Abstract
Background: Indoleamine 2,3-dioxygenase (IDO) exerts powerful immunomodulatory effects through its enzymatic activity that leads to catabolism of the essential amino acid L-tryptophan. Pro-inflammatory cytokines such as IFN-g induce IDO during the inflammatory response in many human cell types. The induction of IDO is synergistic in the presence of TNF-a, IL-1 or IL-6, and might be mediated by a signaling pathway from NF-kB and/or MAPKs. Furthermore, some metabolites derived from tryptophan generated by IDO such as L-kynurenine, block Ag-driven specific T-cell proliferation and induce T-cell death. Increments in IDO activity correlate with tumor progression in various malignancies. Therefore, IDO activity might play an important role in regulation of the immune response exerted by antigen presenting cells and also provide transformed cells with a potent tool to help escape from assault by the immune system. The activity of IDO can be estimated by measuring the serum concentration of kynurenine. Here, we investigated the relevance of L-kynurenine as a prognostic factor for DLBCL with R-CHOP therapy.
Patients and methods: The study protocol comprised a prospective, consecutive entry design that was approved by our Institutional Review Board. We investigated 75 patients between December 2002 and March 2007 who were histologically diagnosed with DLBCL according to the WHO classification. We measured L-kynurenine by high-performance liquid chromatography using a spectrophotometric or a fluorescence spectrometric detector. Patients aged <70 y received 8 cycles of either R-CHOP or R-THP-COP therapy. Each regimen consisted of rituximab (R: 375 mg/m2), cyclophosphamide (CPA: 750 mg/m2), doxorubicin (DOX) or tetrahydropyranyl-adriamycin (THP; 50 mg/m2), vincristine (VCR; 1.4 mg/m2, maximal dose 2.0 mg), and prednisolone (PSL; 100 mg daily).
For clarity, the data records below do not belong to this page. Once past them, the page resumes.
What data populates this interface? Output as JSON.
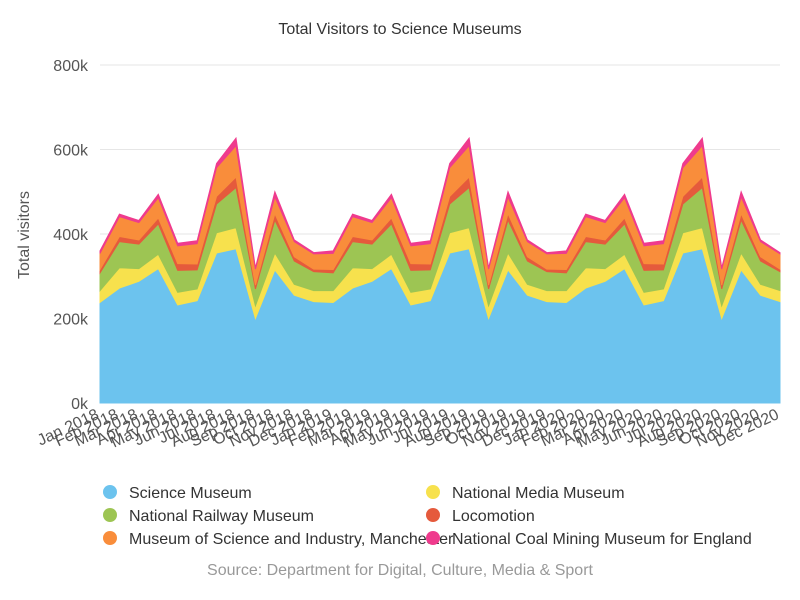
{
  "chart_data": {
    "type": "area",
    "stacked": true,
    "title": "Total Visitors to Science Museums",
    "ylabel": "Total visitors",
    "xlabel": "",
    "source": "Source: Department for Digital, Culture, Media & Sport",
    "ylim": [
      0,
      800000
    ],
    "y_ticks": [
      "0k",
      "200k",
      "400k",
      "600k",
      "800k"
    ],
    "y_tick_values": [
      0,
      200000,
      400000,
      600000,
      800000
    ],
    "grid": true,
    "legend_position": "bottom",
    "categories": [
      "Jan 2018",
      "Feb 2018",
      "Mar 2018",
      "Apr 2018",
      "May 2018",
      "Jun 2018",
      "Jul 2018",
      "Aug 2018",
      "Sep 2018",
      "Oct 2018",
      "Nov 2018",
      "Dec 2018",
      "Jan 2019",
      "Feb 2019",
      "Mar 2019",
      "Apr 2019",
      "May 2019",
      "Jun 2019",
      "Jul 2019",
      "Aug 2019",
      "Sep 2019",
      "Oct 2019",
      "Nov 2019",
      "Dec 2019",
      "Jan 2020",
      "Feb 2020",
      "Mar 2020",
      "Apr 2020",
      "May 2020",
      "Jun 2020",
      "Jul 2020",
      "Aug 2020",
      "Sep 2020",
      "Oct 2020",
      "Nov 2020",
      "Dec 2020"
    ],
    "series": [
      {
        "name": "Science Museum",
        "color": "#6cc3ee",
        "values": [
          238000,
          272000,
          288000,
          318000,
          232000,
          242000,
          355000,
          365000,
          200000,
          315000,
          255000,
          240000,
          238000,
          272000,
          288000,
          318000,
          232000,
          242000,
          355000,
          365000,
          200000,
          315000,
          255000,
          240000,
          238000,
          272000,
          288000,
          318000,
          232000,
          242000,
          355000,
          365000,
          200000,
          315000,
          255000,
          240000
        ]
      },
      {
        "name": "National Media Museum",
        "color": "#f7e14d",
        "values": [
          28000,
          48000,
          30000,
          34000,
          30000,
          28000,
          48000,
          50000,
          30000,
          40000,
          26000,
          26000,
          28000,
          48000,
          30000,
          34000,
          30000,
          28000,
          48000,
          50000,
          30000,
          40000,
          26000,
          26000,
          28000,
          48000,
          30000,
          34000,
          30000,
          28000,
          48000,
          50000,
          30000,
          40000,
          26000,
          26000
        ]
      },
      {
        "name": "National Railway Museum",
        "color": "#9dc553",
        "values": [
          42000,
          62000,
          58000,
          72000,
          52000,
          45000,
          68000,
          95000,
          40000,
          78000,
          55000,
          45000,
          42000,
          62000,
          58000,
          72000,
          52000,
          45000,
          68000,
          95000,
          40000,
          78000,
          55000,
          45000,
          42000,
          62000,
          58000,
          72000,
          52000,
          45000,
          68000,
          95000,
          40000,
          78000,
          55000,
          45000
        ]
      },
      {
        "name": "Locomotion",
        "color": "#e55a3c",
        "values": [
          8000,
          12000,
          10000,
          14000,
          16000,
          14000,
          18000,
          25000,
          9000,
          15000,
          10000,
          6000,
          8000,
          12000,
          10000,
          14000,
          16000,
          14000,
          18000,
          25000,
          9000,
          15000,
          10000,
          6000,
          8000,
          12000,
          10000,
          14000,
          16000,
          14000,
          18000,
          25000,
          9000,
          15000,
          10000,
          6000
        ]
      },
      {
        "name": "Museum of Science and Industry, Manchester",
        "color": "#f98d3b",
        "values": [
          38000,
          47000,
          41000,
          48000,
          42000,
          48000,
          68000,
          74000,
          38000,
          40000,
          36000,
          36000,
          38000,
          47000,
          41000,
          48000,
          42000,
          48000,
          68000,
          74000,
          38000,
          40000,
          36000,
          36000,
          38000,
          47000,
          41000,
          48000,
          42000,
          48000,
          68000,
          74000,
          38000,
          40000,
          36000,
          36000
        ]
      },
      {
        "name": "National Coal Mining Museum for England",
        "color": "#ef3b8d",
        "values": [
          6000,
          6000,
          5000,
          8000,
          6000,
          7000,
          10000,
          18000,
          3000,
          12000,
          4000,
          3000,
          6000,
          6000,
          5000,
          8000,
          6000,
          7000,
          10000,
          18000,
          3000,
          12000,
          4000,
          3000,
          6000,
          6000,
          5000,
          8000,
          6000,
          7000,
          10000,
          18000,
          3000,
          12000,
          4000,
          3000
        ]
      }
    ]
  }
}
The R-THP-COP regimen included THP, an anthracycline derivative of DOX. Patients aged ≥70 y received 6 cycles of R-THP-COP therapy, which is often applied to elderly patients with NHL. The regimen consisted of rituximab (R: 375 mg/m2), CPA (650 mg/m2), THP (40 mg/m2), VCR (1.4 mg/m2; maximal dose, 2.0 mg), and PSL (40 mg daily). The R-CHOP and R-THP-COP chemotherapy cycles were repeated at 14-day intervals in patients aged <70 y, and the THP-COP chemotherapy cycles were repeated at 21-day intervals in patients aged ≥70 y. Patients with bulky disease received radiotherapy ranging from 30 to 40 Gy. Responses to treatment were categorized as defined by Cheson et al.
Results: The median age was 68 y (range, 24 – 82 y) and the median follow-up was 20.6 mo (range, 0.6 – 42.3 mo). The median serum L-kynurenine level was 1.575 mM (range, 0.537 – 9.588). We found no significant correlations between L-kynurenine and gender, LDH, or sIL-2R. However, L-kynurenine significantly correlated with age (r = 0.279, P <0.05) and a high serum level was significantly associated with advanced disease, and many extranodal involvements (P <0.05). W established the cut-off value of L-kynurenine at 1.5 mM. The CR rates of patients with L-kynurenine <1.5 and ≥1.5 mM were 80.6% and 64.1%, respectively (P <0.05). Other factors associated with a significantly worse outcome were many extranodal involvements, advanced clinical stage, B-symptoms, elevated sIL-2R, and unfavorable IPI. The 2-year OS rates for patients with L-kynurenine <1.5 and ≥1.5 mM were 89.2% and 44.8%, respectively (P <0.05).
Discussion: The increase in serum L-kynurenine levels is thought to be caused by enhanced L-TRP catabolism, which inhibits tumoral local immunity. The result of a poor prognosis among patients with high L-kynurenine levels suggests that depressed local immunity due to enhanced IDO activity contributes to DLBCL becoming refractory to treatment.
Disclosures: No relevant conflicts of interest to declare.